A parte Carlo Calenda, chi vuole più fare il sindaco in Italia? In una grande città, poi. È un po’ come gli ortopedici: negli ospedali non rispondono ai bandi di concorso, perché lo stipendio se ne andrebbe per metà in spese di assicurazioni, visto che sono la categoria medica più denunciata d’Italia.
Un tempo fare il sindaco di Roma, Milano, o Napoli era almeno parte di un cursus honorum. Se andava bene, ti si schiudeva una carriera politica nazionale, vedi Rutelli, Veltroni, Orlando, Bianco. Oggi manco quella. Non c’è più il «cursus» perché non ci sono più i partiti o le coalizioni che lo garantivano: se dicevi di sì a Berlusconi o a D’Alema e accettavi una candidatura, poi potevi star certo che saresti stato ripagato.
Oggi i leader vanno e vengono: è diventato un lavoro stagionale. E non ci sono più gli «honorum» perché la carriera di sindaco è diventata un calvario, non è nastri e inaugurazioni e soldi da spendere, come nella Seconda repubblica. Nella Terza solo processi per abuso d’atti di ufficio e debiti.

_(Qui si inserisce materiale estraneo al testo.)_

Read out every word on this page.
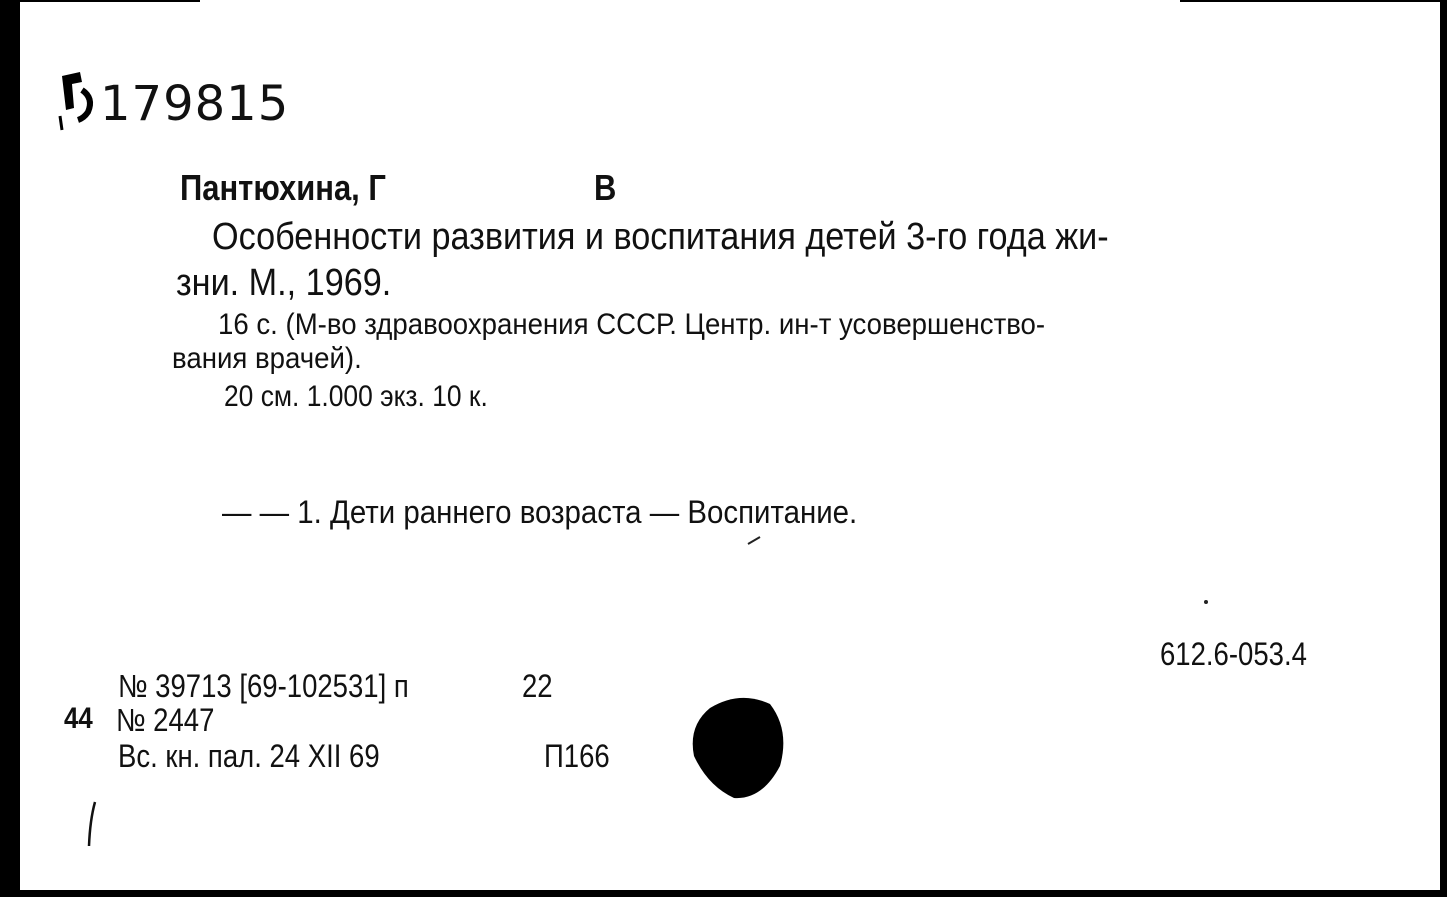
179815
Пантюхина, Г	В
Особенности развития и воспитания детей 3-го года жи-
зни. М., 1969.
16 с. (М-во здравоохранения СССР. Центр. ин-т усовершенство-
вания врачей).
20 см. 1.000 экз. 10 к.
— — 1. Дети раннего возраста — Воспитание.
612.6-053.4
№ 39713 [69-102531] п	22
44 № 2447
Вс. кн. пал. 24 XII 69	П166
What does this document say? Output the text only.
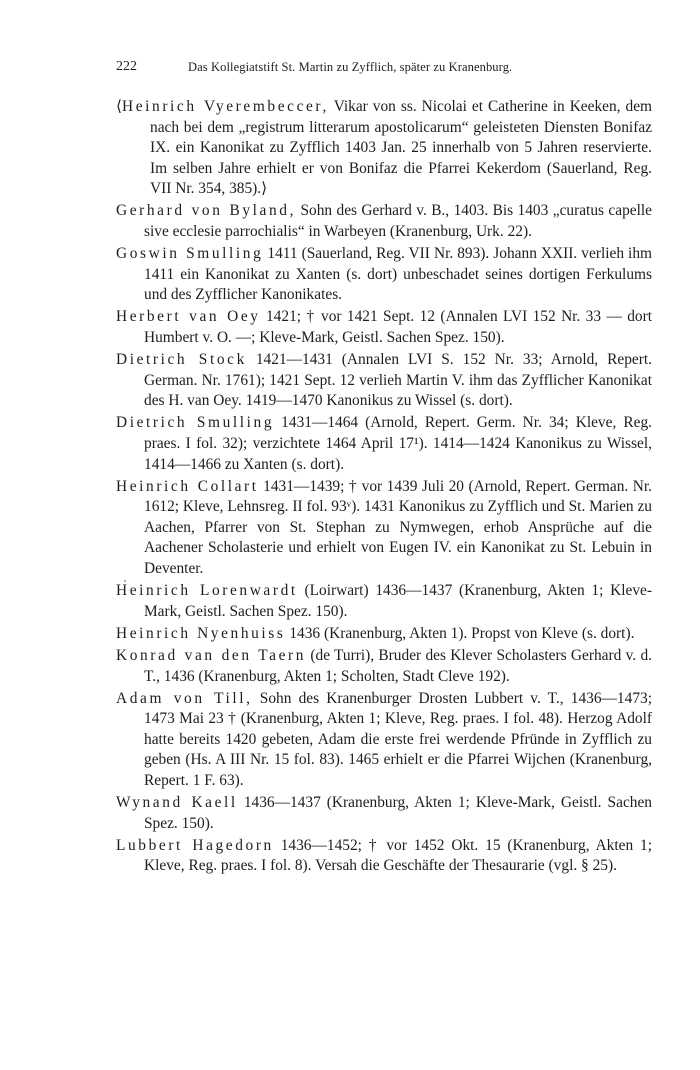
222	Das Kollegiatstift St. Martin zu Zyfflich, später zu Kranenburg.

⟨Heinrich Vyerembeccer, Vikar von ss. Nicolai et Catherine in Keeken, dem nach bei dem „registrum litterarum apostolicarum“ geleisteten Diensten Bonifaz IX. ein Kanonikat zu Zyfflich 1403 Jan. 25 innerhalb von 5 Jahren reservierte. Im selben Jahre erhielt er von Bonifaz die Pfarrei Kekerdom (Sauerland, Reg. VII Nr. 354, 385).⟩

Gerhard von Byland, Sohn des Gerhard v. B., 1403. Bis 1403 „curatus capelle sive ecclesie parrochialis“ in Warbeyen (Kranenburg, Urk. 22).

Goswin Smulling 1411 (Sauerland, Reg. VII Nr. 893). Johann XXII. verlieh ihm 1411 ein Kanonikat zu Xanten (s. dort) unbeschadet seines dortigen Ferkulums und des Zyfflicher Kanonikates.

Herbert van Oey 1421; † vor 1421 Sept. 12 (Annalen LVI 152 Nr. 33 — dort Humbert v. O. —; Kleve-Mark, Geistl. Sachen Spez. 150).

Dietrich Stock 1421—1431 (Annalen LVI S. 152 Nr. 33; Arnold, Repert. German. Nr. 1761); 1421 Sept. 12 verlieh Martin V. ihm das Zyfflicher Kanonikat des H. van Oey. 1419—1470 Kanonikus zu Wissel (s. dort).

Dietrich Smulling 1431—1464 (Arnold, Repert. Germ. Nr. 34; Kleve, Reg. praes. I fol. 32); verzichtete 1464 April 17¹). 1414—1424 Kanonikus zu Wissel, 1414—1466 zu Xanten (s. dort).

Heinrich Collart 1431—1439; † vor 1439 Juli 20 (Arnold, Repert. German. Nr. 1612; Kleve, Lehnsreg. II fol. 93ᵛ). 1431 Kanonikus zu Zyfflich und St. Marien zu Aachen, Pfarrer von St. Stephan zu Nymwegen, erhob Ansprüche auf die Aachener Scholasterie und erhielt von Eugen IV. ein Kanonikat zu St. Lebuin in Deventer.

Heinrich Lorenwardt (Loirwart) 1436—1437 (Kranenburg, Akten 1; Kleve-Mark, Geistl. Sachen Spez. 150).

Heinrich Nyenhuiss 1436 (Kranenburg, Akten 1). Propst von Kleve (s. dort).

Konrad van den Taern (de Turri), Bruder des Klever Scholasters Gerhard v. d. T., 1436 (Kranenburg, Akten 1; Scholten, Stadt Cleve 192).

Adam von Till, Sohn des Kranenburger Drosten Lubbert v. T., 1436—1473; 1473 Mai 23 † (Kranenburg, Akten 1; Kleve, Reg. praes. I fol. 48). Herzog Adolf hatte bereits 1420 gebeten, Adam die erste frei werdende Pfründe in Zyfflich zu geben (Hs. A III Nr. 15 fol. 83). 1465 erhielt er die Pfarrei Wijchen (Kranenburg, Repert. 1 F. 63).

Wynand Kaell 1436—1437 (Kranenburg, Akten 1; Kleve-Mark, Geistl. Sachen Spez. 150).

Lubbert Hagedorn 1436—1452; † vor 1452 Okt. 15 (Kranenburg, Akten 1; Kleve, Reg. praes. I fol. 8). Versah die Geschäfte der Thesaurarie (vgl. § 25).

Assistiamo così a veri e propri paradossi. Zingaretti, per esempio, potrebbe essere costretto a fare la carriera al contrario, da segretario nazionale di un partito a sindaco di Roma, dopo aver fatto il presidente della Provincia di Roma e il presidente della Regione Lazio: si vede che il centrosinistra nella Capitale non produce nient’altro di candidabile da vent’anni, nonostante l’instancabile genius loci Bettini.

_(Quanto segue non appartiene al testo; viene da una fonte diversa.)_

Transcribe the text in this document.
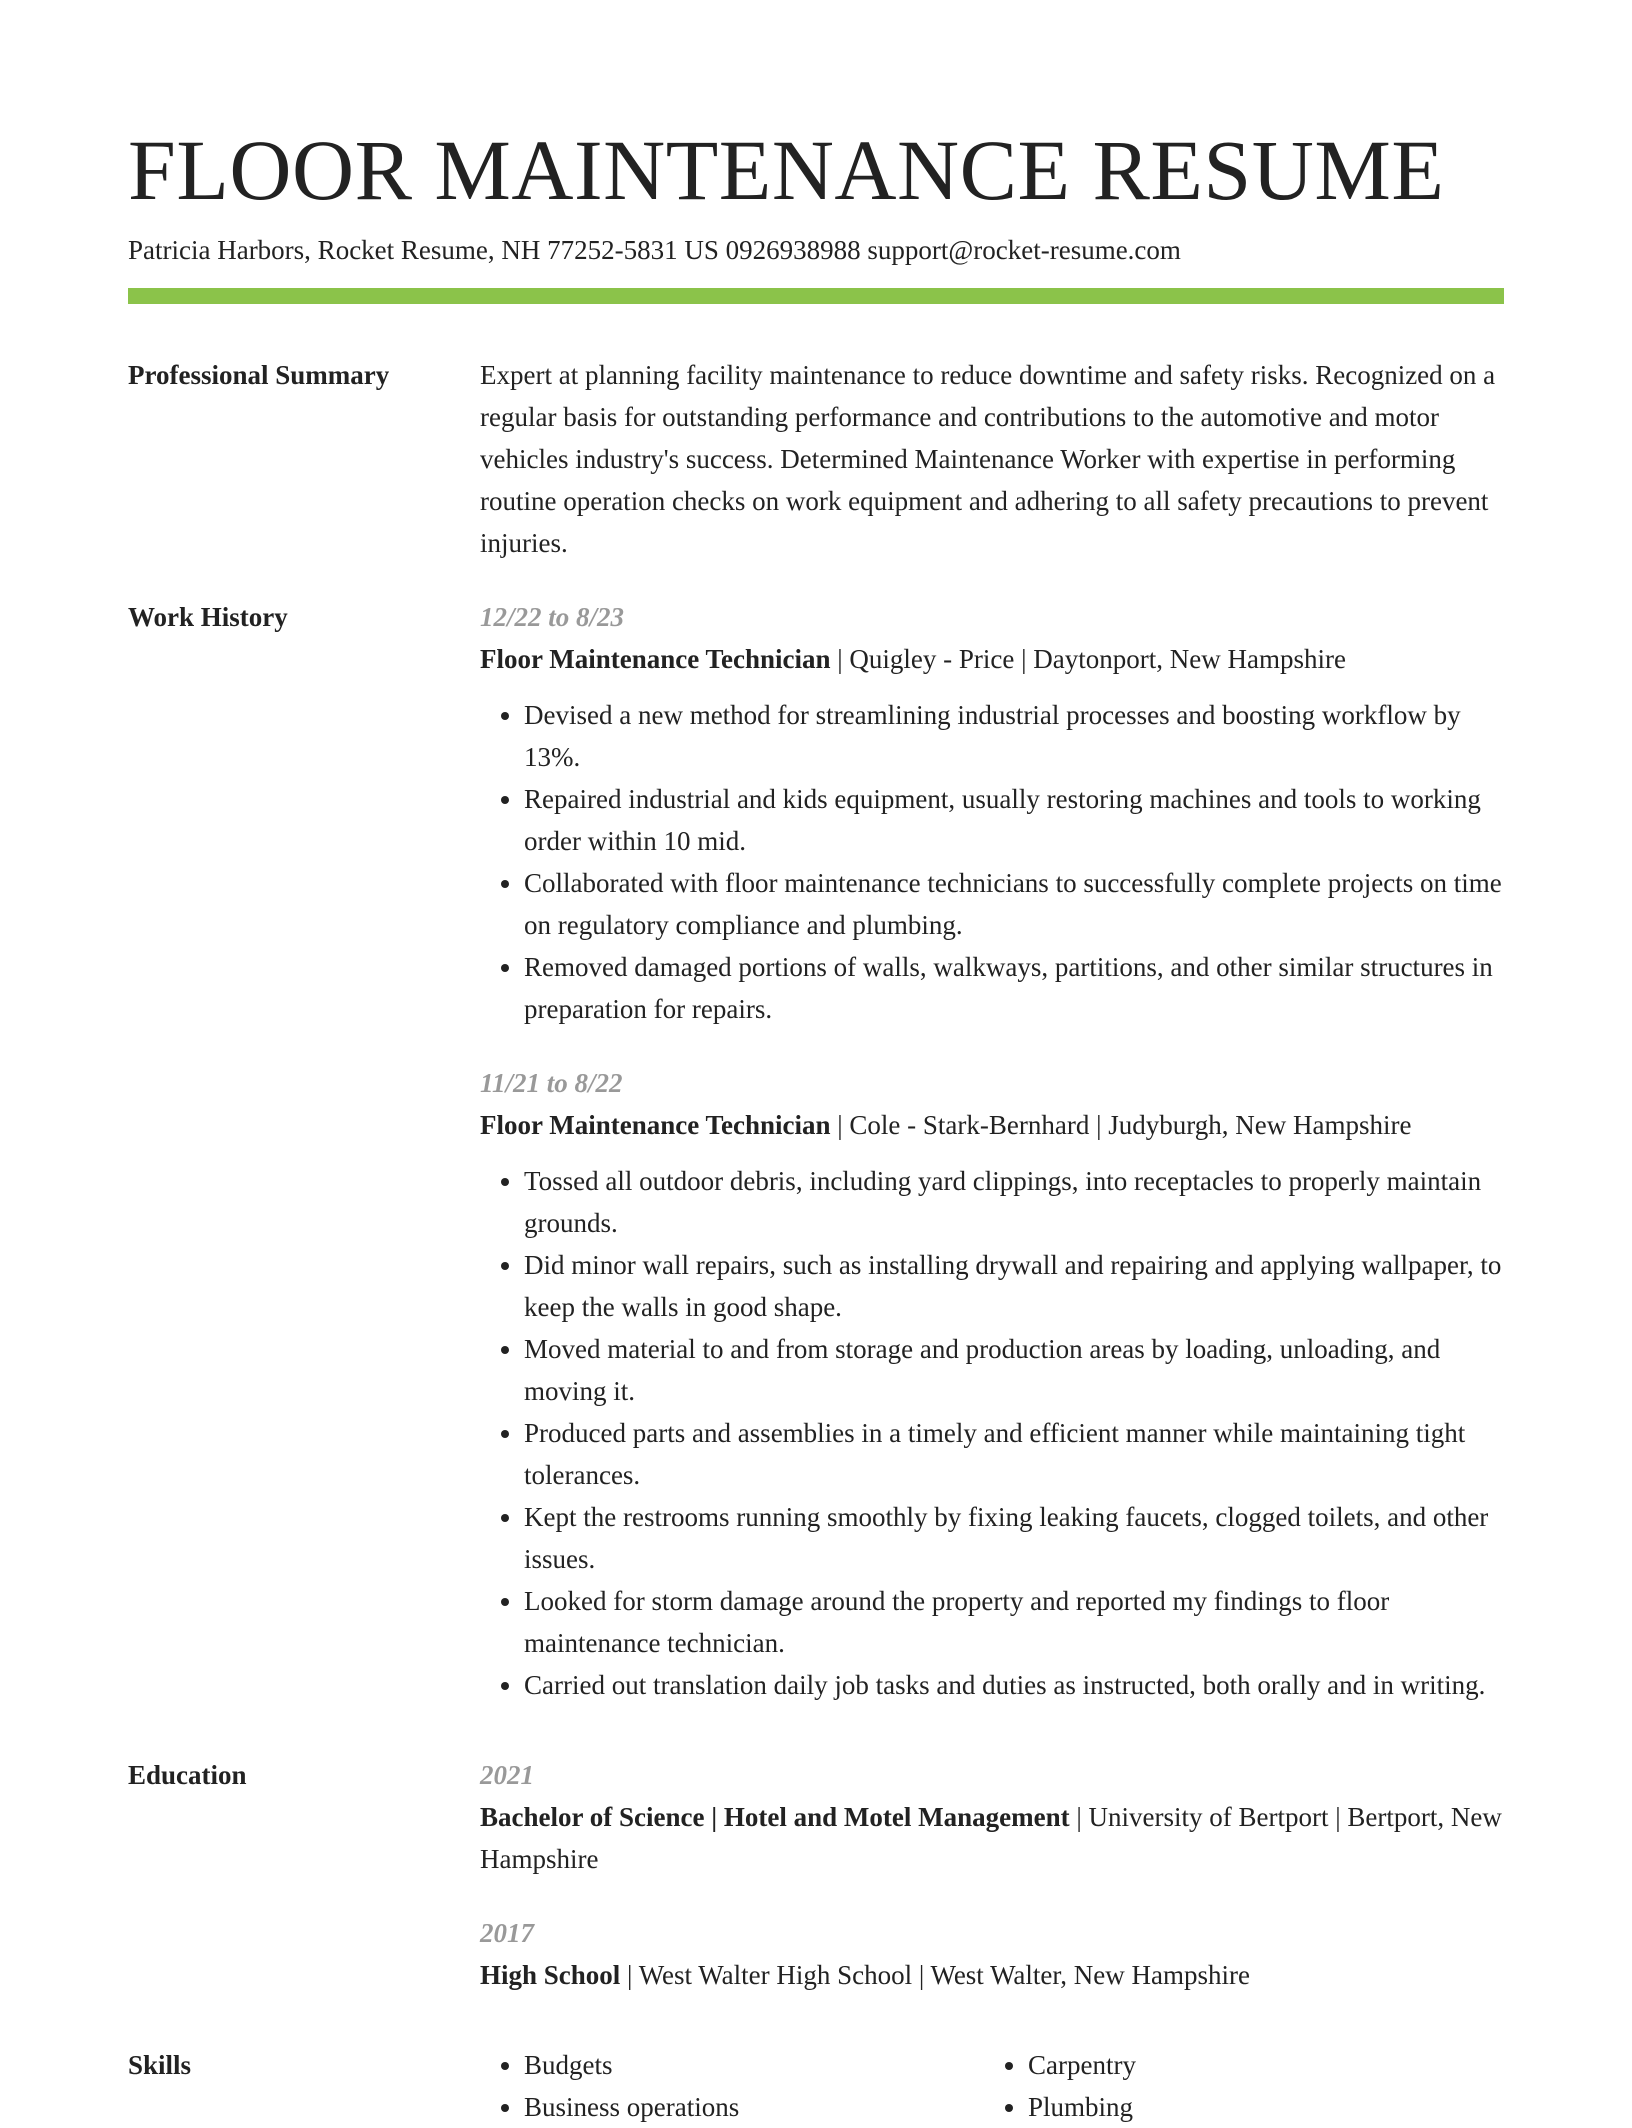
FLOOR MAINTENANCE RESUME
Patricia Harbors, Rocket Resume, NH 77252-5831 US 0926938988 support@rocket-resume.com
Professional Summary	Expert at planning facility maintenance to reduce downtime and safety risks. Recognized on a regular basis for outstanding performance and contributions to the automotive and motor vehicles industry's success. Determined Maintenance Worker with expertise in performing routine operation checks on work equipment and adhering to all safety precautions to prevent injuries.

Work History	12/22 to 8/23
Floor Maintenance Technician | Quigley - Price | Daytonport, New Hampshire
• Devised a new method for streamlining industrial processes and boosting workflow by 13%.
• Repaired industrial and kids equipment, usually restoring machines and tools to working order within 10 mid.
• Collaborated with floor maintenance technicians to successfully complete projects on time on regulatory compliance and plumbing.
• Removed damaged portions of walls, walkways, partitions, and other similar structures in preparation for repairs.
11/21 to 8/22
Floor Maintenance Technician | Cole - Stark-Bernhard | Judyburgh, New Hampshire
• Tossed all outdoor debris, including yard clippings, into receptacles to properly maintain grounds.
• Did minor wall repairs, such as installing drywall and repairing and applying wallpaper, to keep the walls in good shape.
• Moved material to and from storage and production areas by loading, unloading, and moving it.
• Produced parts and assemblies in a timely and efficient manner while maintaining tight tolerances.
• Kept the restrooms running smoothly by fixing leaking faucets, clogged toilets, and other issues.
• Looked for storm damage around the property and reported my findings to floor maintenance technician.
• Carried out translation daily job tasks and duties as instructed, both orally and in writing.
Education	2021
Bachelor of Science | Hotel and Motel Management | University of Bertport | Bertport, New Hampshire
2017
High School | West Walter High School | West Walter, New Hampshire
Skills
•	Budgets
• Business operations
• Carpentry
• Plumbing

Oppure assistiamo alla disperazione del centrodestra, che deve pregare i vecchi leoni del passato di rimettersi in pista nonostante gli anni, e si becca un no da Bertolaso e un no da Albertini, e meno male che la Moratti ha detto sì per la Regione, sennò le vaccinazioni erano ancora ferme a quel dì.
Restano gli amatori del ruolo, come Bassolino, che si candida per la quarta volta in trent’anni. E restano gli eroi, i tanti sindaci dei piccoli comuni che lo fanno per la loro comunità, e ne pagano le spese.